On Good Friday we traveled to Columbus, Ohio to see my grandmother's wedding dress on display. Perhaps inspired by my aunt donating her mother's wedding dress to a museum, or my mother's desire to clean house following the sale of their Florida condo (thus combining two households' worth of furniture into one), my mom decided to donate her wedding gown, and other items, to Kuser Mansion in Hamilton, NJ.

For us, Kuser is synonymous with long chats with Santa Claus. Kuser Mansion was built in 1892 as the the summer home of Fred Kuser, whose early 20th century interests included Fox Film Company (he showed movies in his dining room, a tradition that has continued), the Mercer Motor Car, and Lenox china.

Unlike my grandmother's dress which sat in storage for years, mom only had a couple of months to wait until her dress was on display. June is synonymous with brides (even though my mom was married in December), so Kuser decided to have a display of wedding gowns on Saturday and Sunday afternoons this month.

There were many gowns on display. The docents there that day had donated their gowns and those of their children (I'm not ready to part with mine just yet). Both ladies told us about their wedding days and their gowns. Alice Kuser's wedding gown was also on display (Kuser Mansion, Alice Kuser). 

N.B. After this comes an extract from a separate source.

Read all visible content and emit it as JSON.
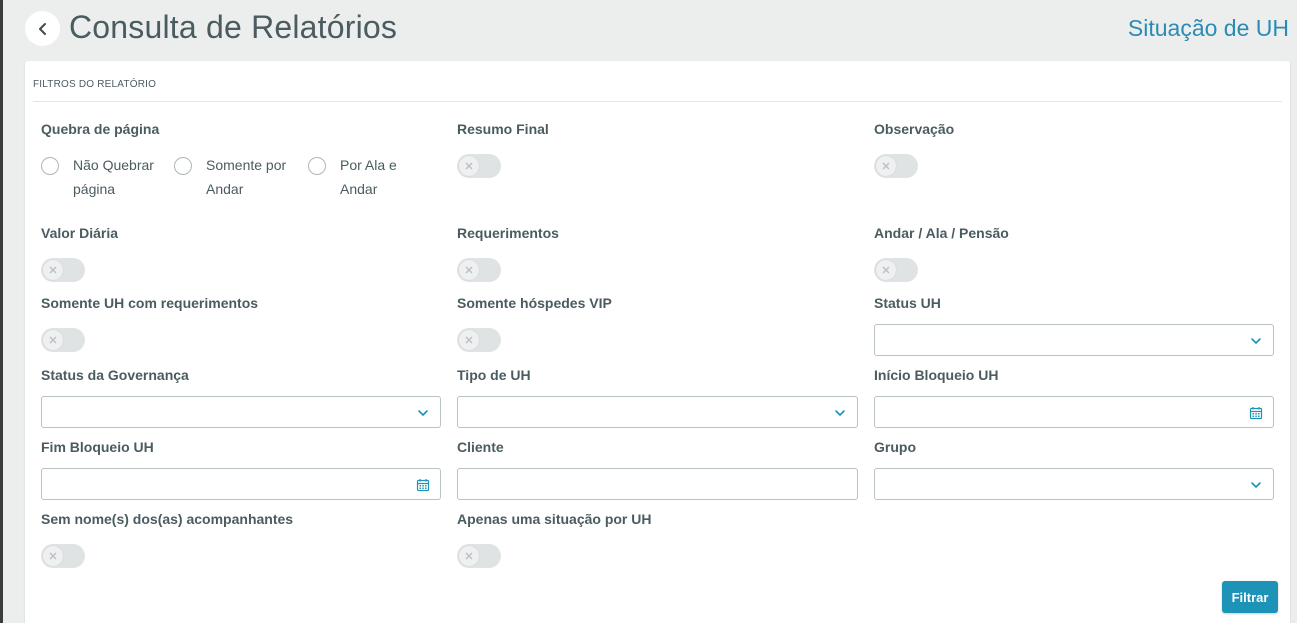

In addition to wedding dresses, they also have other wedding related items on display including invitations, a bridesmaid and flower girl dress, and other ephemeral. 

Mom also showed us some of the items they have recently donated. The beds in this room used to be my grandparents' beds (complete with bedding) before becoming the guest beds in my parents' house. It is really funny to think of something I was allowed to sleep in a museum where I am not allowed to even touch it. Side note: the room has recently been painted and re-wallpapered. It looks stunning!

They also donated some glassware and the chair behind my mom's wedding dress. A beautiful chair, but not sturdy enough to sit on.

The exhibit runs through the end of June. Kuser Mansion is open on Saturdays and Sundays from 11-3. Tours are free. If you miss it, the good news is it sounds like Kuser will repeat this exhibit again next June.